Naomi. I don’t like Naomi. She changes from the innocent teen girl in the beginning to the shadow weaver she is in the end. I don’t like who she is. She is brave in ways I don’t like. She isn’t really selfless. She simply does things without thinking. She doesn’t tell Jesse that she’s stalking Minhyun. Why exactly? To protect him. To make sure she was right about her assumption. That is not right. You two could have done it together. You could have found out together. I hate how she seems as she fights. She seems invincible, only wincing when she gets hit. I don’t think that works in the real world. You can be numbed to pain, but you don’t heal in the way Naomi does. I really don’t like her. Her personality annoys me. Her fighting style is fantastic, but I don’t know where she learned that. In one summer? I don’t think so.
Jesse. Ah. Jesse the shadow guide. I don’t like him. He’s too cocky. Too full of himself. While I enjoy Wesley Ayers and his cockiness, Jesse takes it to a new extreme. Also, how does he fall in love with Naomi so fast? They’ve been together for only a few months. Maybe weeks. How does he love her so quickly? I can’t see it. I don’t see it. I like that he is strong and a strong to rely on, but this is taking it too far.
Minhyun. I like him. He’s a good character. It’s an awkward character to thrown in diversity. Why Korea? Why not Japan? That’s the eternal question, but I do appreciate the author trying to be diverse in her characters. You get tired of Americans over and over. I like how he’s caring. He wants the best for his world and the people around him. He is brave but reclusive. He doesn’t want help. He wants to prove his worth. I think that there is good potential with Minhyun. There is great potential for his character. Sadly, he isn’t the main character, and Naomi the main character is lacking in many aspects.

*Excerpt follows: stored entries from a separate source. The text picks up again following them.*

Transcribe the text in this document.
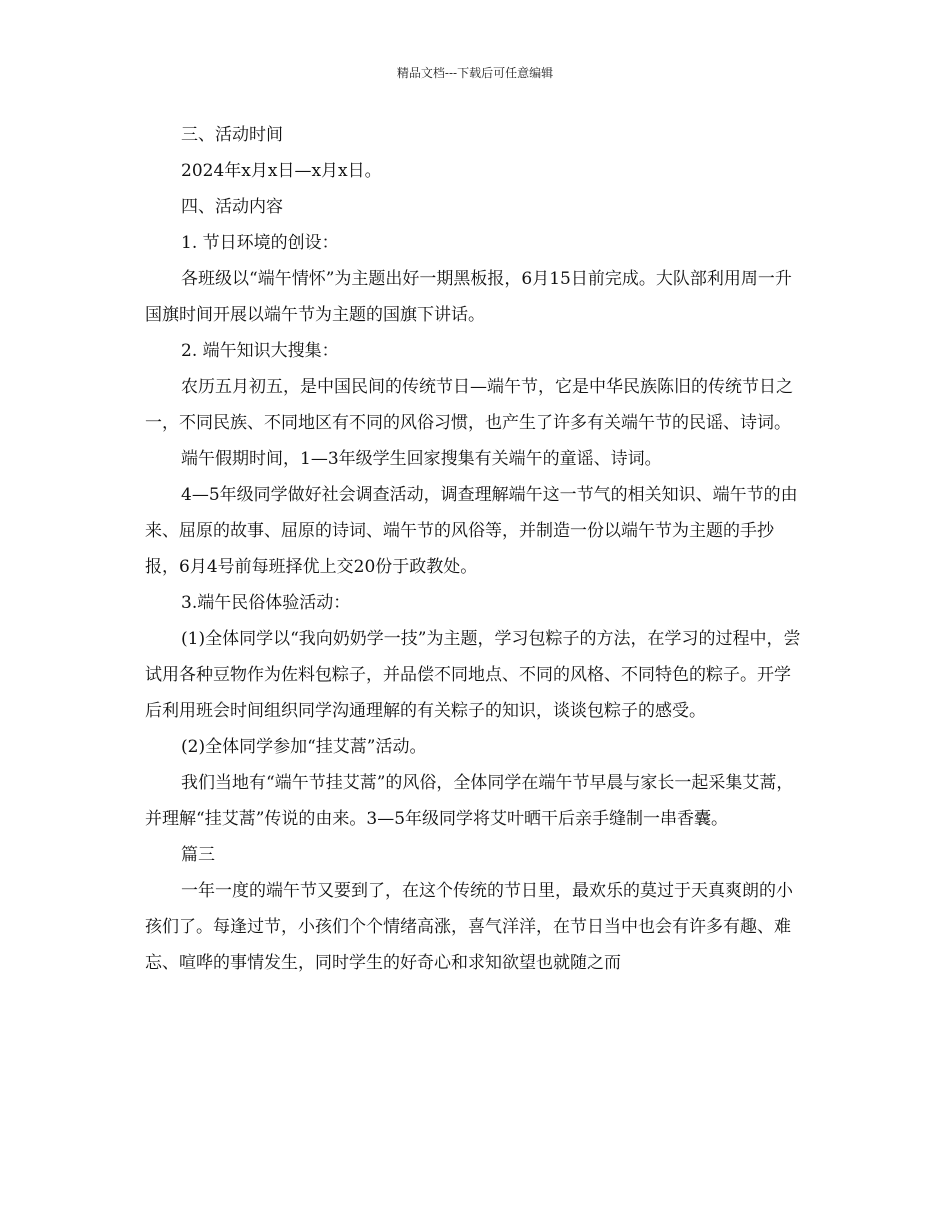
精品文档---下载后可任意编辑

三、活动时间

2024年x月x日—x月x日。

四、活动内容

1. 节日环境的创设：

各班级以“端午情怀”为主题出好一期黑板报，6月15日前完成。大队部利用周一升国旗时间开展以端午节为主题的国旗下讲话。

2. 端午知识大搜集：

农历五月初五，是中国民间的传统节日—端午节，它是中华民族陈旧的传统节日之一，不同民族、不同地区有不同的风俗习惯，也产生了许多有关端午节的民谣、诗词。

端午假期时间，1—3年级学生回家搜集有关端午的童谣、诗词。

4—5年级同学做好社会调查活动，调查理解端午这一节气的相关知识、端午节的由来、屈原的故事、屈原的诗词、端午节的风俗等，并制造一份以端午节为主题的手抄报，6月4号前每班择优上交20份于政教处。

3.端午民俗体验活动：

(1)全体同学以“我向奶奶学一技”为主题，学习包粽子的方法，在学习的过程中，尝试用各种豆物作为佐料包粽子，并品偿不同地点、不同的风格、不同特色的粽子。开学后利用班会时间组织同学沟通理解的有关粽子的知识，谈谈包粽子的感受。

(2)全体同学参加“挂艾蒿”活动。

我们当地有“端午节挂艾蒿”的风俗，全体同学在端午节早晨与家长一起采集艾蒿，并理解“挂艾蒿”传说的由来。3—5年级同学将艾叶晒干后亲手缝制一串香囊。

篇三

一年一度的端午节又要到了，在这个传统的节日里，最欢乐的莫过于天真爽朗的小孩们了。每逢过节，小孩们个个情绪高涨，喜气洋洋，在节日当中也会有许多有趣、难忘、喧哗的事情发生，同时学生的好奇心和求知欲望也就随之而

Problems: I felt like there were problems in this book that could be solved quite easily.
The romance was quick. Rushed. Where is the basis? I know that I can admit that I was waiting for them to get together. But it was rushed. They aren’t tentatively holding hands? No quick, rushed kisses? Full-on blushes? No. They are kissing like there is no tomorrow. And they might think that way. I actually wanted Naomi with Minhyun. It seemed like a good fit, but I’ll settle for Jesse.
The training was almost nonexistent. It could be bulked out. Maybe a short story. Maybe not. I felt like Naomi magically became this kick-ass heroine. Which she wasn’t very good at to begin with. It was a magical ‘poof’, and she knows how to fight.
Another problem is Naomi herself. I didn’t like her. Where is the emotional connection? Her past is shady. We get only divorced parents with Naomi staying with her dad. What does she think of her mom? Her stepdad? I feel like she isn’t very well written. She is a fantastic fighter. How? When was she taught? When did she learn? She is smart. Witty. Quick. This contradicts how slow and bumbling she is in the beginning. And it’s summer. Be real. No teen would be this quick during the summer.
There are grammar errors. Things I didn’t particularly care about. I noticed them, but I didn’t say much about them. I suggest a good editor.
Good points: I do like the premise. It was a fantastic idea. The execution wasn’t too bad. There were parts when I didn’t like what was done, but I felt like it was good enough.
I think some kudos should be given to Minhyun. He is a great character. He has a vivid past. We see more of his past than Naomi’s. He can be hurt. We are constantly reminded of that. I think Minhyun needs his own book. Really.
I do think that the author could have done better. I’ll admit that the plot was full of action. I enjoyed the rush, the thrill. There were spots where there could have been more fighting, more action. I do think this is a moderate book.
Recommended: If you like supernatural. If you like urban fantasy.